Myocardial Ischemia Definitions

Twelve-lead ECGs obtained at each point in the protocol were reviewed independently by two physicians. The ECG definition of myocardial ischemia was greater or equal to 1 mV shift in the ST segment from the isoelectric point determined 60 ms after the J point. Inclusion of a shift in the ST segment as compatible with a myocardial ischemic episode required the acceptance of both reviewers. The echocardiographic definition of myocardial ischemia was an increase in LV regional wall motion score of greater than 1 grade compared with baseline. The intra-individual concordance of our laboratory using this TEE method for the determination of new regional wall motion changes was determined to be 92%, and the inter-individual concordance was 93%. [23]The development of myocardial ischemia at each TEAP rate was considered for episodes meeting the ECG and/or echocardiographic definitions determined off-line (i.e., not based on responses determined during pacing protocol).

Data Analysis

Hemodynamic and TEE-derived measures of LV dimension were compared with baseline measurements obtained before anesthesia induction (hemodynamic measurements only) and after anesthesia but before TEAP. To assess hemodynamic improvements with TEAP, sinus bradycardia was defined as heart rate < 60 bpm, and bradycardia-associated hypotension was defined as mean arterial pressure less or equal to 70 mmHg or decreases in mean arterial pressure greater or equal to 25% compared with values obtained before anesthesia induction. Continuous data, determined to be distributed normally by Bartlett's test, were analyzed with one-way analysis of variance with Bonferroni correction for multiple comparisons. Discrete data were analyzed with Fisher's exact test. Significance was considered for values of P < 0.05.

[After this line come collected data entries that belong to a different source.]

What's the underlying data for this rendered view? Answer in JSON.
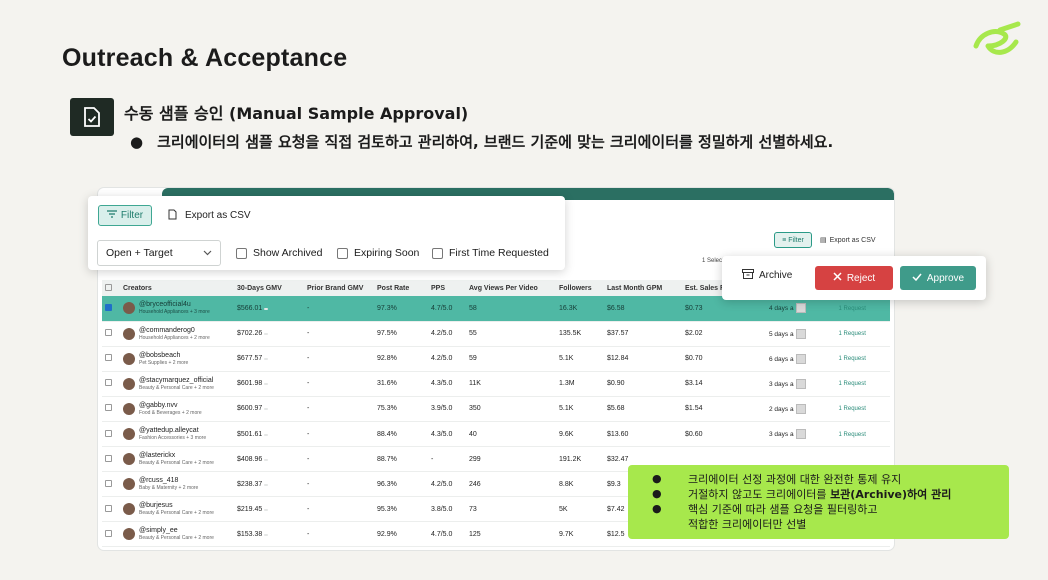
{
  "header": {
    "title": "Outreach & Acceptance"
  },
  "section": {
    "title": "수동 샘플 승인 (Manual Sample Approval)",
    "bullet": "크리에이터의 샘플 요청을 직접 검토하고 관리하여, 브랜드 기준에 맞는 크리에이터를 정밀하게 선별하세요."
  },
  "app": {
    "mini_filter_label": "Filter",
    "mini_export_label": "Export as CSV",
    "mini_select_text": "1 Select",
    "columns": [
      "Creators",
      "30-Days GMV",
      "Prior Brand GMV",
      "Post Rate",
      "PPS",
      "Avg Views Per Video",
      "Followers",
      "Last Month GPM",
      "Est. Sales F"
    ],
    "rows": [
      {
        "handle": "@bryceofficial4u",
        "sub": "Household Appliances + 3 more",
        "gmv": "$566.01",
        "prior": "-",
        "post": "97.3%",
        "pps": "4.7/5.0",
        "views": "58",
        "followers": "16.3K",
        "gpm": "$6.58",
        "sales": "$0.73",
        "days": "4 days a",
        "selected": true
      },
      {
        "handle": "@commanderog0",
        "sub": "Household Appliances + 2 more",
        "gmv": "$702.26",
        "prior": "-",
        "post": "97.5%",
        "pps": "4.2/5.0",
        "views": "55",
        "followers": "135.5K",
        "gpm": "$37.57",
        "sales": "$2.02",
        "days": "5 days a",
        "selected": false
      },
      {
        "handle": "@bobsbeach",
        "sub": "Pet Supplies + 2 more",
        "gmv": "$677.57",
        "prior": "-",
        "post": "92.8%",
        "pps": "4.2/5.0",
        "views": "59",
        "followers": "5.1K",
        "gpm": "$12.84",
        "sales": "$0.70",
        "days": "6 days a",
        "selected": false
      },
      {
        "handle": "@stacymarquez_official",
        "sub": "Beauty & Personal Care + 2 more",
        "gmv": "$601.98",
        "prior": "-",
        "post": "31.6%",
        "pps": "4.3/5.0",
        "views": "11K",
        "followers": "1.3M",
        "gpm": "$0.90",
        "sales": "$3.14",
        "days": "3 days a",
        "selected": false
      },
      {
        "handle": "@gabby.nvv",
        "sub": "Food & Beverages + 2 more",
        "gmv": "$600.97",
        "prior": "-",
        "post": "75.3%",
        "pps": "3.9/5.0",
        "views": "350",
        "followers": "5.1K",
        "gpm": "$5.68",
        "sales": "$1.54",
        "days": "2 days a",
        "selected": false
      },
      {
        "handle": "@yattedup.alleycat",
        "sub": "Fashion Accessories + 3 more",
        "gmv": "$501.61",
        "prior": "-",
        "post": "88.4%",
        "pps": "4.3/5.0",
        "views": "40",
        "followers": "9.6K",
        "gpm": "$13.60",
        "sales": "$0.60",
        "days": "3 days a",
        "selected": false
      },
      {
        "handle": "@lasterickx",
        "sub": "Beauty & Personal Care + 2 more",
        "gmv": "$408.96",
        "prior": "-",
        "post": "88.7%",
        "pps": "-",
        "views": "299",
        "followers": "191.2K",
        "gpm": "$32.47",
        "sales": "",
        "days": "",
        "selected": false
      },
      {
        "handle": "@rcuss_418",
        "sub": "Baby & Maternity + 2 more",
        "gmv": "$238.37",
        "prior": "-",
        "post": "96.3%",
        "pps": "4.2/5.0",
        "views": "246",
        "followers": "8.8K",
        "gpm": "$9.3",
        "sales": "",
        "days": "",
        "selected": false
      },
      {
        "handle": "@burjesus",
        "sub": "Beauty & Personal Care + 2 more",
        "gmv": "$219.45",
        "prior": "-",
        "post": "95.3%",
        "pps": "3.8/5.0",
        "views": "73",
        "followers": "5K",
        "gpm": "$7.42",
        "sales": "",
        "days": "",
        "selected": false
      },
      {
        "handle": "@simply_ee",
        "sub": "Beauty & Personal Care + 2 more",
        "gmv": "$153.38",
        "prior": "-",
        "post": "92.9%",
        "pps": "4.7/5.0",
        "views": "125",
        "followers": "9.7K",
        "gpm": "$12.5",
        "sales": "",
        "days": "",
        "selected": false
      }
    ],
    "request_label": "1 Request"
  },
  "filter_popup": {
    "filter_label": "Filter",
    "export_label": "Export as CSV",
    "dropdown_value": "Open + Target",
    "checkboxes": [
      "Show Archived",
      "Expiring Soon",
      "First Time Requested"
    ]
  },
  "action_popup": {
    "archive_label": "Archive",
    "reject_label": "Reject",
    "approve_label": "Approve"
  },
  "callout": {
    "line1": "크리에이터 선정 과정에 대한 완전한 통제 유지",
    "line2_pre": "거절하지 않고도 크리에이터를 ",
    "line2_bold": "보관(Archive)하여 관리",
    "line3": "핵심 기준에 따라 샘플 요청을 필터링하고",
    "line4": "적합한 크리에이터만 선별"
  },
  "colors": {
    "accent": "#3f9b8a",
    "reject": "#d64242",
    "callout": "#a7e84c",
    "logo": "#a7e84c"
  }
}
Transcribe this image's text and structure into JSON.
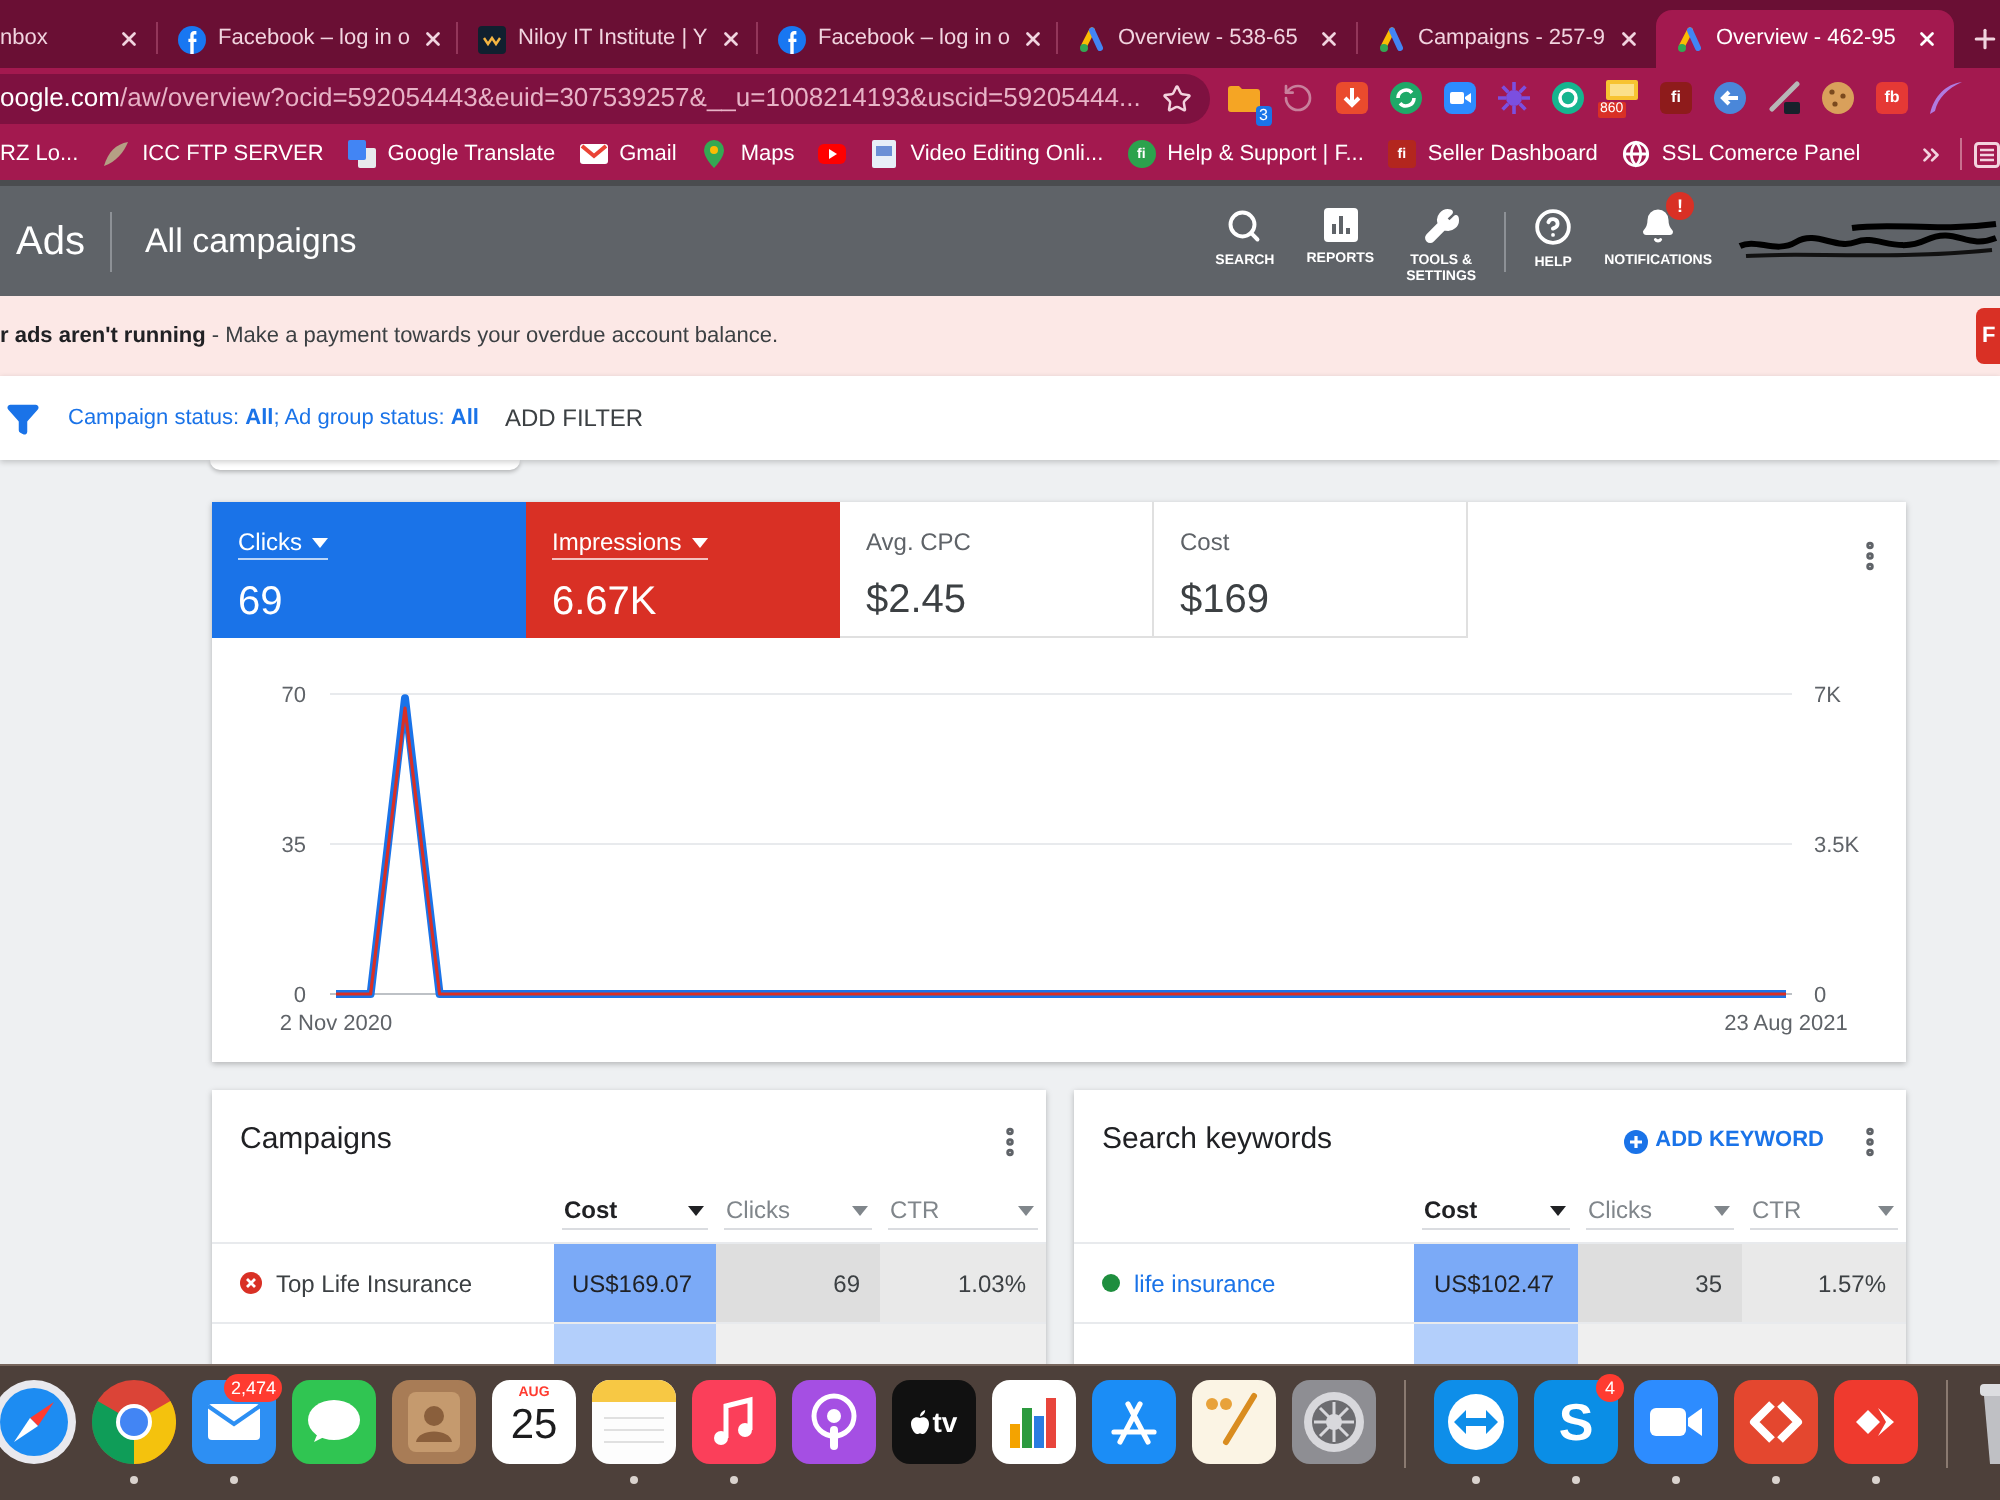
{
  "browser": {
    "tabs": [
      {
        "title": "nbox",
        "selected": false
      },
      {
        "title": "Facebook – log in o",
        "kind": "f-circle",
        "selected": false
      },
      {
        "title": "Niloy IT Institute | Y",
        "kind": "dark-square",
        "selected": false
      },
      {
        "title": "Facebook – log in o",
        "kind": "f-circle",
        "selected": false
      },
      {
        "title": "Overview - 538-65",
        "kind": "ads-triangle",
        "selected": false
      },
      {
        "title": "Campaigns - 257-9",
        "kind": "ads-triangle",
        "selected": false
      },
      {
        "title": "Overview - 462-95",
        "kind": "ads-triangle",
        "selected": true
      }
    ],
    "address": {
      "host": "oogle.com",
      "path": "/aw/overview?ocid=592054443&euid=307539257&__u=1008214193&uscid=59205444..."
    },
    "extensions": [
      {
        "kind": "folder",
        "badge": "3"
      },
      {
        "kind": "history"
      },
      {
        "kind": "download"
      },
      {
        "kind": "refresh"
      },
      {
        "kind": "camera"
      },
      {
        "kind": "burst"
      },
      {
        "kind": "ring"
      },
      {
        "kind": "ticket",
        "badge": "860"
      },
      {
        "kind": "letters",
        "text": "fi",
        "color": "#8e1b1b"
      },
      {
        "kind": "back-arrow"
      },
      {
        "kind": "pen"
      },
      {
        "kind": "cookie"
      },
      {
        "kind": "letters",
        "text": "fb",
        "color": "#e53935"
      },
      {
        "kind": "feather"
      }
    ],
    "bookmarks": [
      {
        "label": "RZ Lo..."
      },
      {
        "label": "ICC FTP SERVER",
        "kind": "leaf"
      },
      {
        "label": "Google Translate",
        "kind": "translate"
      },
      {
        "label": "Gmail",
        "kind": "envelope"
      },
      {
        "label": "Maps",
        "kind": "pin"
      },
      {
        "kind": "play"
      },
      {
        "label": "Video Editing Onli...",
        "kind": "page"
      },
      {
        "label": "Help & Support | F...",
        "kind": "letter-circle",
        "icon_text": "fi"
      },
      {
        "label": "Seller Dashboard",
        "kind": "letter-square",
        "icon_text": "fi"
      },
      {
        "label": "SSL Comerce Panel",
        "kind": "globe"
      }
    ]
  },
  "ads_header": {
    "product": "Ads",
    "page_title": "All campaigns",
    "actions": [
      {
        "kind": "search",
        "label": "SEARCH"
      },
      {
        "kind": "reports",
        "label": "REPORTS"
      },
      {
        "kind": "tools",
        "label": "TOOLS & SETTINGS"
      }
    ],
    "account_actions": [
      {
        "kind": "help",
        "label": "HELP"
      },
      {
        "kind": "notifications",
        "label": "NOTIFICATIONS",
        "badge": "!"
      }
    ]
  },
  "alert": {
    "text": "**r ads aren't running** - Make a payment towards your overdue account balance.",
    "action": "F"
  },
  "filters": {
    "summary": "Campaign status: **All**; Ad group status: **All**",
    "add": "ADD FILTER"
  },
  "overview": {
    "metrics": [
      {
        "label": "Clicks",
        "value": "69",
        "selected": true,
        "color": "#1a73e8"
      },
      {
        "label": "Impressions",
        "value": "6.67K",
        "selected": true,
        "color": "#d93025"
      },
      {
        "label": "Avg. CPC",
        "value": "$2.45",
        "selected": false
      },
      {
        "label": "Cost",
        "value": "$169",
        "selected": false
      }
    ],
    "chart_data": {
      "type": "line",
      "categories": [
        "2 Nov 2020",
        null,
        null,
        null,
        null,
        null,
        null,
        null,
        null,
        null,
        null,
        null,
        null,
        null,
        null,
        null,
        null,
        null,
        null,
        null,
        null,
        null,
        null,
        null,
        null,
        null,
        null,
        null,
        null,
        null,
        null,
        null,
        null,
        null,
        null,
        null,
        null,
        null,
        null,
        null,
        null,
        null,
        "23 Aug 2021"
      ],
      "series": [
        {
          "color": "#1a73e8",
          "values": [
            0,
            0,
            69,
            0,
            0,
            0,
            0,
            0,
            0,
            0,
            0,
            0,
            0,
            0,
            0,
            0,
            0,
            0,
            0,
            0,
            0,
            0,
            0,
            0,
            0,
            0,
            0,
            0,
            0,
            0,
            0,
            0,
            0,
            0,
            0,
            0,
            0,
            0,
            0,
            0,
            0,
            0,
            0
          ]
        },
        {
          "color": "#d93025",
          "axis": "y2",
          "values": [
            0,
            0,
            6670,
            0,
            0,
            0,
            0,
            0,
            0,
            0,
            0,
            0,
            0,
            0,
            0,
            0,
            0,
            0,
            0,
            0,
            0,
            0,
            0,
            0,
            0,
            0,
            0,
            0,
            0,
            0,
            0,
            0,
            0,
            0,
            0,
            0,
            0,
            0,
            0,
            0,
            0,
            0,
            0
          ]
        }
      ],
      "ylim": [
        0,
        70
      ],
      "yticks": [
        0,
        35,
        70
      ],
      "y2lim": [
        0,
        7000
      ],
      "y2ticks": [
        0,
        {
          "value": 3500,
          "label": "3.5K"
        },
        {
          "value": 7000,
          "label": "7K"
        }
      ],
      "grid": true
    }
  },
  "campaigns": {
    "title": "Campaigns",
    "columns": [
      {
        "label": "Cost",
        "sorted": true
      },
      {
        "label": "Clicks",
        "sorted": false
      },
      {
        "label": "CTR",
        "sorted": false
      }
    ],
    "rows": [
      {
        "eligible": false,
        "name": "Top Life Insurance",
        "link": false,
        "cells": [
          "US$169.07",
          "69",
          "1.03%"
        ]
      }
    ]
  },
  "keywords": {
    "title": "Search keywords",
    "action": "ADD KEYWORD",
    "columns": [
      {
        "label": "Cost",
        "sorted": true
      },
      {
        "label": "Clicks",
        "sorted": false
      },
      {
        "label": "CTR",
        "sorted": false
      }
    ],
    "rows": [
      {
        "eligible": true,
        "name": "life insurance",
        "link": true,
        "cells": [
          "US$102.47",
          "35",
          "1.57%"
        ]
      }
    ]
  },
  "dock": {
    "apps": [
      {
        "kind": "safari",
        "running": false
      },
      {
        "kind": "chrome",
        "running": true
      },
      {
        "kind": "mail",
        "badge": "2,474",
        "running": true
      },
      {
        "kind": "messages",
        "running": false
      },
      {
        "kind": "contacts",
        "running": false
      },
      {
        "kind": "calendar",
        "month": "AUG",
        "day": "25",
        "running": false
      },
      {
        "kind": "notes",
        "running": true
      },
      {
        "kind": "music",
        "running": true
      },
      {
        "kind": "podcasts",
        "running": false
      },
      {
        "kind": "tv",
        "label": "tv",
        "running": false
      },
      {
        "kind": "numbers",
        "running": false
      },
      {
        "kind": "app-store",
        "running": false
      },
      {
        "kind": "pages",
        "running": false
      },
      {
        "kind": "settings",
        "running": false
      },
      {
        "kind": "separator"
      },
      {
        "kind": "teamviewer",
        "running": true
      },
      {
        "kind": "skype",
        "letter": "S",
        "badge": "4",
        "running": true
      },
      {
        "kind": "zoom",
        "running": true
      },
      {
        "kind": "remote",
        "running": true
      },
      {
        "kind": "diamond",
        "running": true
      },
      {
        "kind": "separator"
      },
      {
        "kind": "trash",
        "running": false
      }
    ]
  }
}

Five patients were eliminated from analysis because of heart rate > 75 bpm after anesthesia induction (n = 4) or because of technical difficulties with TEAP (n = 1). Demographic information for the remaining 40 patients is shown in Table 1, with patients grouped by the presence or absence of bradycardia associated with a hypotensive response after anesthesia induction. Fifteen patients had heart rates < 60 bpm after anesthesia induction, and 3 of these patients had heart rates < 50 bpm. Of the 15 patients with bradycardia, 10 met the criteria for having hypotension. No episodes of atrioventricular junctional rhythm were observed. There were no differences in age between patients with and without hypotension during anesthesia induction, nor were there differences between these two groups with respect to medication use before surgery or with the other characteristics listed. Likewise, there were no differences in the distribution of coronary artery stenosis between patient groups, with the exception of no patients in the hypotensive group having left main coronary arterial stenosis from 50-70%. There also were no differences between groups in the number of patients with normal or moderately reduced LV function or in baseline wall motion score. Characteristics for those patients with evidence of myocardial ischemia developing during TEAP, regardless of hemodynamic response to induction of anesthesia, are listed in Table 1. There were no significant differences between patients with and without myocardial ischemia for any of the patient characteristics listed, including baseline LV function and wall motion score.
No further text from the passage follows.